No. Immunotherapy has transformed treatment in melanoma, lung cancer, kidney cancer, bladder cancer, and several blood cancers. It is less effective in some others such as pancreatic cancer and glioblastoma. Research is actively working to extend its benefits to currently less responsive tumour types.


What are the side effects of immunotherapy?

The most significant side effects of checkpoint inhibitors are immune-related adverse events — the immune system attacking healthy tissues. Common targets include the bowel (colitis), liver (hepatitis), lungs (pneumonitis), and endocrine glands (thyroid, adrenal, pituitary). CAR-T therapy can cause cytokine release syndrome and neurotoxicity. Side effects vary significantly between individuals and treatment types.


How long does immunotherapy treatment last?

Duration varies by cancer type and treatment. Some patients receive a fixed number of cycles. Others continue as long as the treatment is working. Some achieve durable remissions and stop treatment. Your oncologist will advise on the most appropriate duration for your specific situation.

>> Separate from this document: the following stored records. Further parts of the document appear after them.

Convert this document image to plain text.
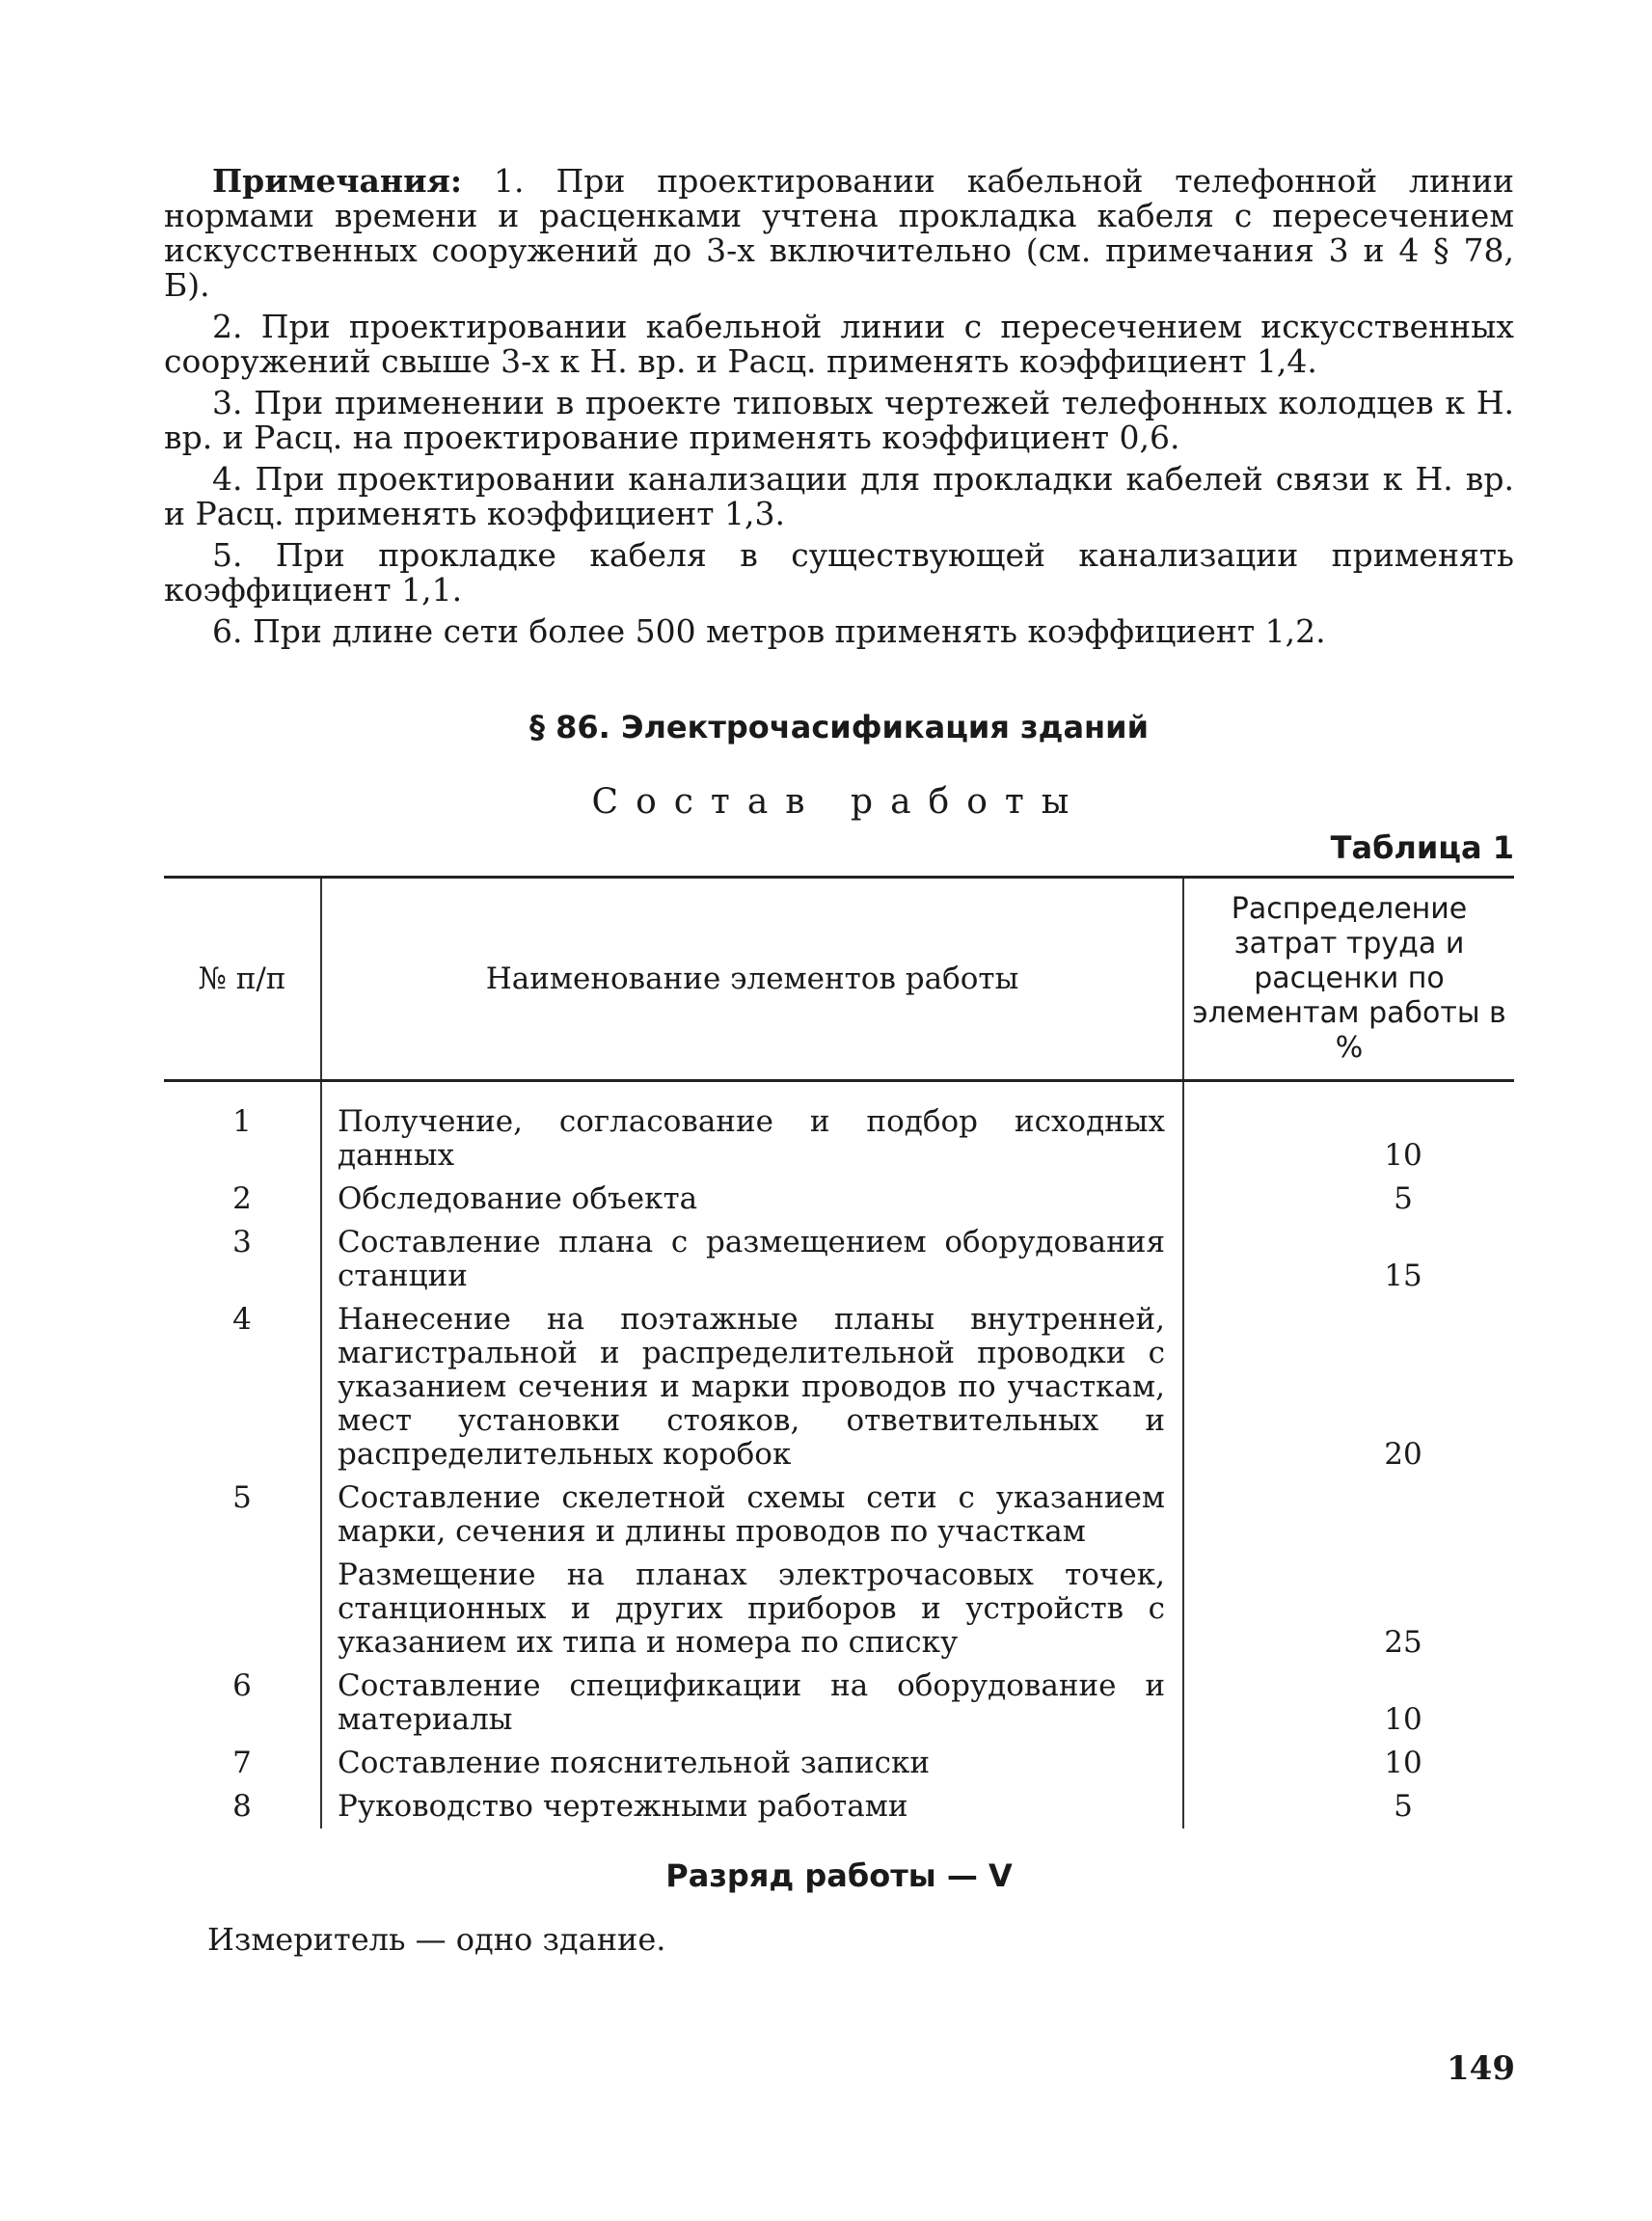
Примечания: 1. При проектировании кабельной телефонной линии нормами времени и расценками учтена прокладка кабеля с пересечением искусственных сооружений до 3-х включительно (см. примечания 3 и 4 § 78, Б).

2. При проектировании кабельной линии с пересечением искусственных сооружений свыше 3-х к Н. вр. и Расц. применять коэффициент 1,4.

3. При применении в проекте типовых чертежей телефонных колодцев к Н. вр. и Расц. на проектирование применять коэффициент 0,6.

4. При проектировании канализации для прокладки кабелей связи к Н. вр. и Расц. применять коэффициент 1,3.

5. При прокладке кабеля в существующей канализации применять коэффициент 1,1.

6. При длине сети более 500 метров применять коэффициент 1,2.

§ 86. Электрочасификация зданий
Состав работы
Таблица 1
№ п/п	Наименование элементов работы	Распределение затрат труда и расценки по элементам работы в %
1	Получение, согласование и подбор исходных данных	10
2	Обследование объекта	5
3	Составление плана с размещением оборудования станции	15
4	Нанесение на поэтажные планы внутренней, магистральной и распределительной проводки с указанием сечения и марки проводов по участкам, мест установки стояков, ответвительных и распределительных коробок	20
5	Составление скелетной схемы сети с указанием марки, сечения и длины проводов по участкам	
	Размещение на планах электрочасовых точек, станционных и других приборов и устройств с указанием их типа и номера по списку	25
6	Составление спецификации на оборудование и материалы	10
7	Составление пояснительной записки	10
8	Руководство чертежными работами	5
Разряд работы — V
Измеритель — одно здание.
149
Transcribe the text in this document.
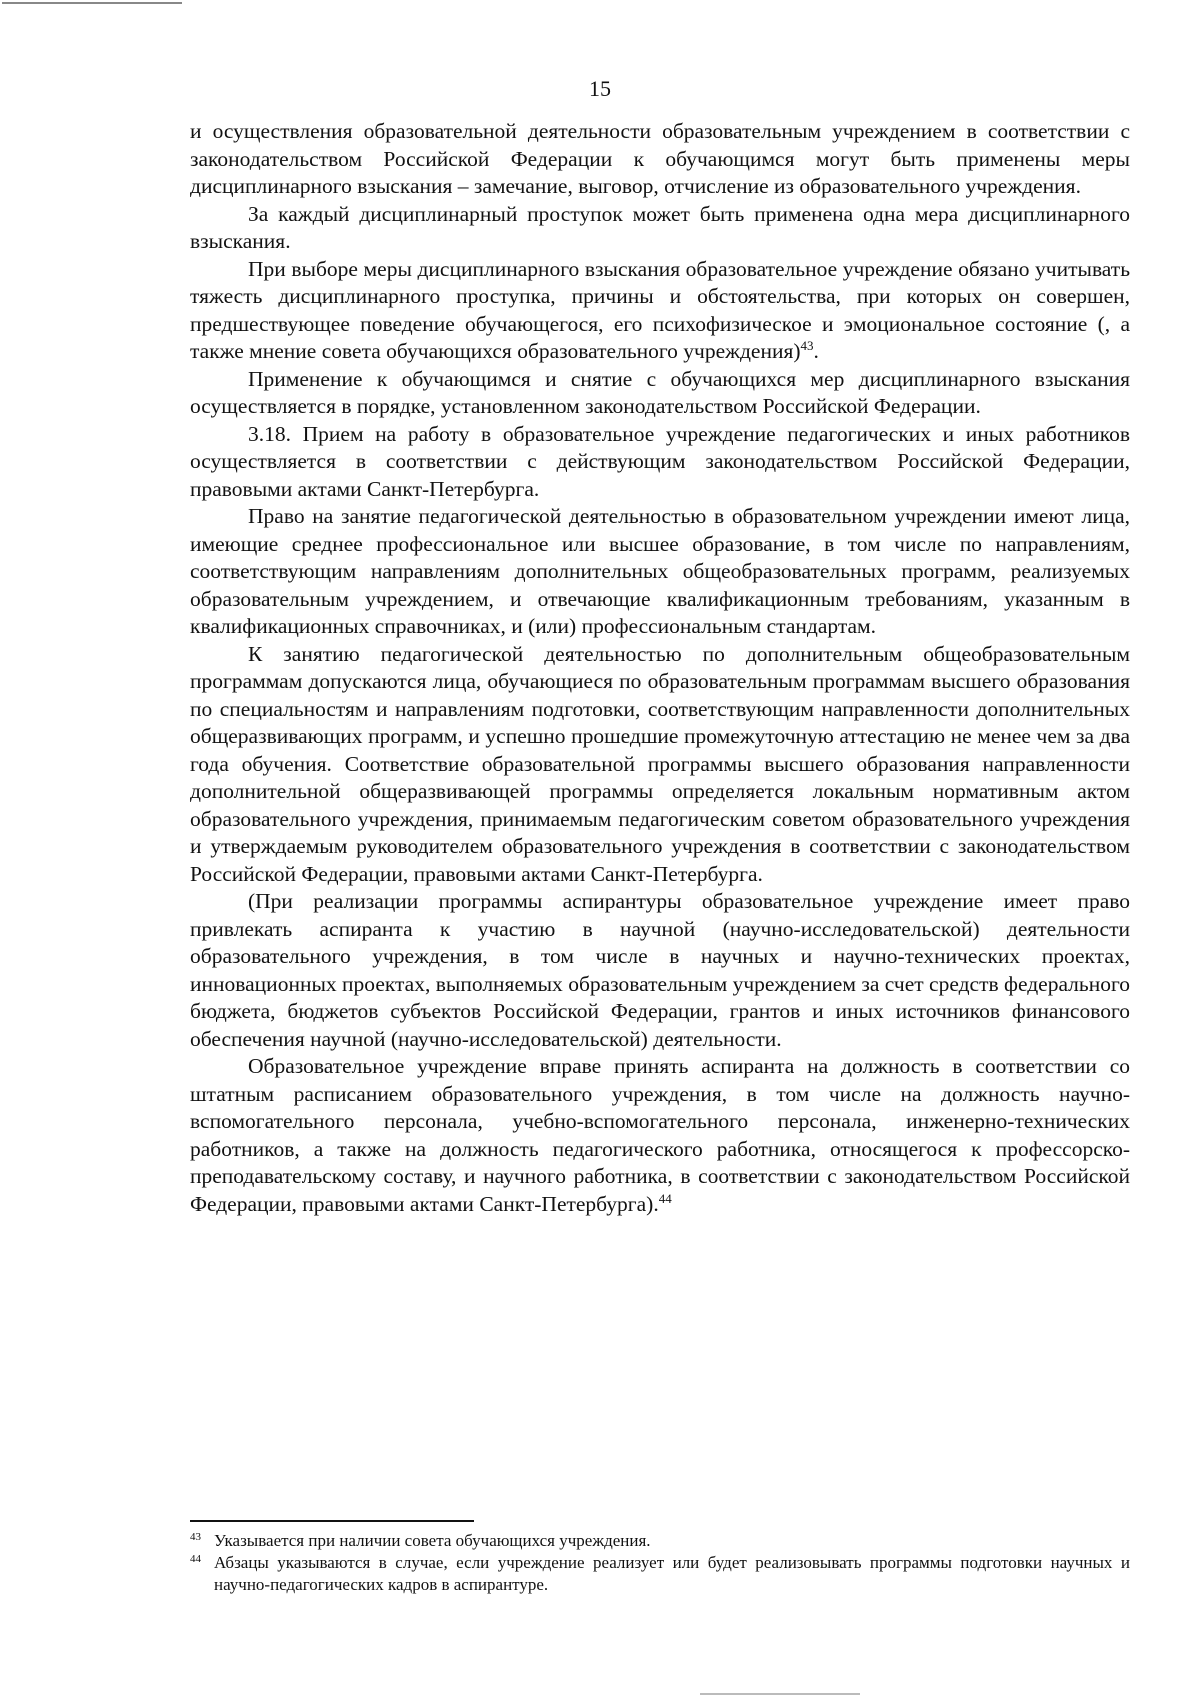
15

и осуществления образовательной деятельности образовательным учреждением в соответствии с законодательством Российской Федерации к обучающимся могут быть применены меры дисциплинарного взыскания – замечание, выговор, отчисление из образовательного учреждения.

За каждый дисциплинарный проступок может быть применена одна мера дисциплинарного взыскания.

При выборе меры дисциплинарного взыскания образовательное учреждение обязано учитывать тяжесть дисциплинарного проступка, причины и обстоятельства, при которых он совершен, предшествующее поведение обучающегося, его психофизическое и эмоциональное состояние (, а также мнение совета обучающихся образовательного учреждения)$^{43}$.

Применение к обучающимся и снятие с обучающихся мер дисциплинарного взыскания осуществляется в порядке, установленном законодательством Российской Федерации.

3.18. Прием на работу в образовательное учреждение педагогических и иных работников осуществляется в соответствии с действующим законодательством Российской Федерации, правовыми актами Санкт-Петербурга.

Право на занятие педагогической деятельностью в образовательном учреждении имеют лица, имеющие среднее профессиональное или высшее образование, в том числе по направлениям, соответствующим направлениям дополнительных общеобразовательных программ, реализуемых образовательным учреждением, и отвечающие квалификационным требованиям, указанным в квалификационных справочниках, и (или) профессиональным стандартам.

К занятию педагогической деятельностью по дополнительным общеобразовательным программам допускаются лица, обучающиеся по образовательным программам высшего образования по специальностям и направлениям подготовки, соответствующим направленности дополнительных общеразвивающих программ, и успешно прошедшие промежуточную аттестацию не менее чем за два года обучения. Соответствие образовательной программы высшего образования направленности дополнительной общеразвивающей программы определяется локальным нормативным актом образовательного учреждения, принимаемым педагогическим советом образовательного учреждения и утверждаемым руководителем образовательного учреждения в соответствии с законодательством Российской Федерации, правовыми актами Санкт-Петербурга.

(При реализации программы аспирантуры образовательное учреждение имеет право привлекать аспиранта к участию в научной (научно-исследовательской) деятельности образовательного учреждения, в том числе в научных и научно-технических проектах, инновационных проектах, выполняемых образовательным учреждением за счет средств федерального бюджета, бюджетов субъектов Российской Федерации, грантов и иных источников финансового обеспечения научной (научно-исследовательской) деятельности.

Образовательное учреждение вправе принять аспиранта на должность в соответствии со штатным расписанием образовательного учреждения, в том числе на должность научно-вспомогательного персонала, учебно-вспомогательного персонала, инженерно-технических работников, а также на должность педагогического работника, относящегося к профессорско-преподавательскому составу, и научного работника, в соответствии с законодательством Российской Федерации, правовыми актами Санкт-Петербурга).$^{44}$

43 Указывается при наличии совета обучающихся учреждения.
44 Абзацы указываются в случае, если учреждение реализует или будет реализовывать программы подготовки научных и научно-педагогических кадров в аспирантуре.
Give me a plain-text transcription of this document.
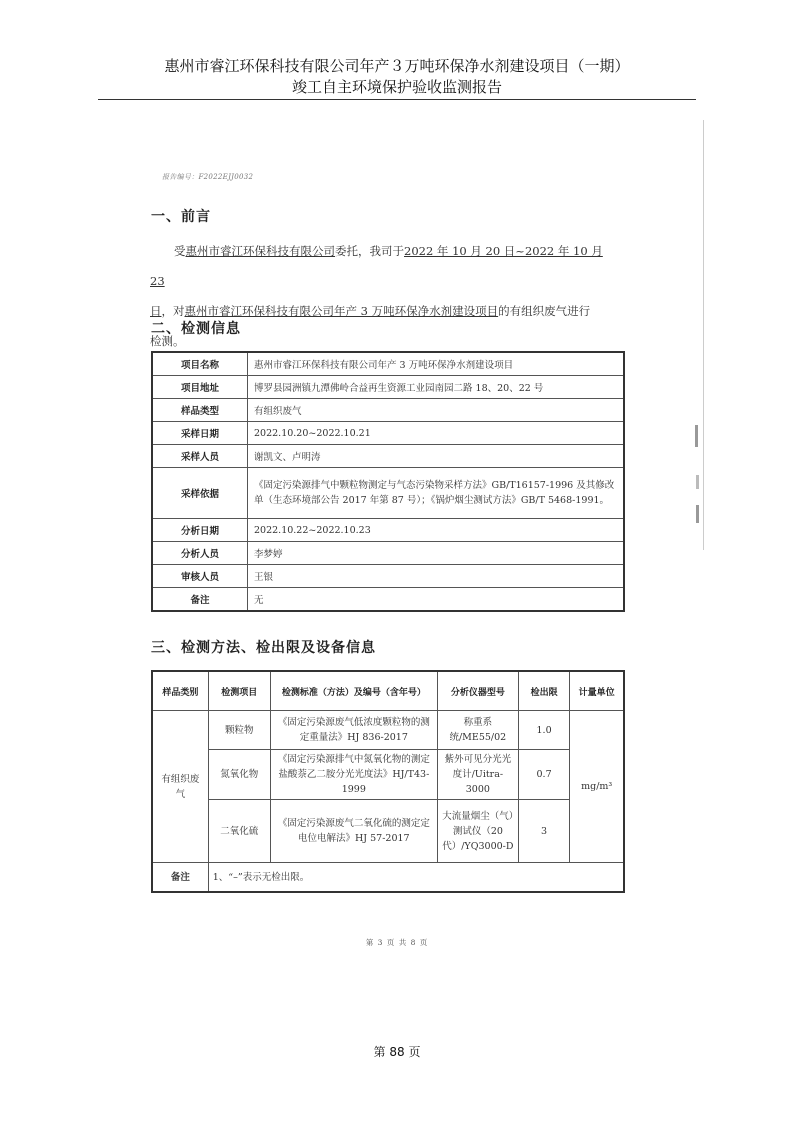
惠州市睿江环保科技有限公司年产３万吨环保净水剂建设项目（一期）
竣工自主环境保护验收监测报告
报告编号：F2022EJJ0032
一、前言
受惠州市睿江环保科技有限公司委托，我司于2022 年 10 月 20 日~2022 年 10 月 23
日，对惠州市睿江环保科技有限公司年产 3 万吨环保净水剂建设项目的有组织废气进行
检测。
二、检测信息
项目名称	惠州市睿江环保科技有限公司年产 3 万吨环保净水剂建设项目
项目地址	博罗县园洲镇九潭佛岭合益再生资源工业园南园二路 18、20、22 号
样品类型	有组织废气
采样日期	2022.10.20~2022.10.21
采样人员	谢凯文、卢明涛
采样依据	《固定污染源排气中颗粒物测定与气态污染物采样方法》GB/T16157-1996 及其修改单（生态环境部公告 2017 年第 87 号）；《锅炉烟尘测试方法》GB/T 5468-1991。
分析日期	2022.10.22~2022.10.23
分析人员	李梦婷
审核人员	王银
备注	无
三、检测方法、检出限及设备信息
样品类别	检测项目	检测标准（方法）及编号（含年号）	分析仪器型号	检出限	计量单位
有组织废气	颗粒物	《固定污染源废气低浓度颗粒物的测定重量法》HJ 836-2017	称重系统/ME55/02	1.0	mg/m³
	氮氧化物	《固定污染源排气中氮氧化物的测定盐酸萘乙二胺分光光度法》HJ/T43-1999	紫外可见分光光度计/Uitra-3000	0.7	
	二氧化硫	《固定污染源废气二氧化硫的测定定电位电解法》HJ 57-2017	大流量烟尘（气）测试仪（20代）/YQ3000-D	3	
备注	1、“–”表示无检出限。				
第 3 页 共 8 页
第 88 页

Is immunotherapy available for early-stage cancer?

Increasingly, yes. Several immunotherapy treatments are now approved in adjuvant settings (after surgery) to reduce the risk of recurrence in early-stage cancers including melanoma, lung cancer, and renal cell carcinoma.



Disclaimer: This article is for educational purposes only and does not constitute medical advice. Cancer treatment decisions must be made by qualified oncologists and specialist healthcare teams based on your individual diagnosis, staging, molecular profile, and overall health. Always work with your oncology team for treatment planning.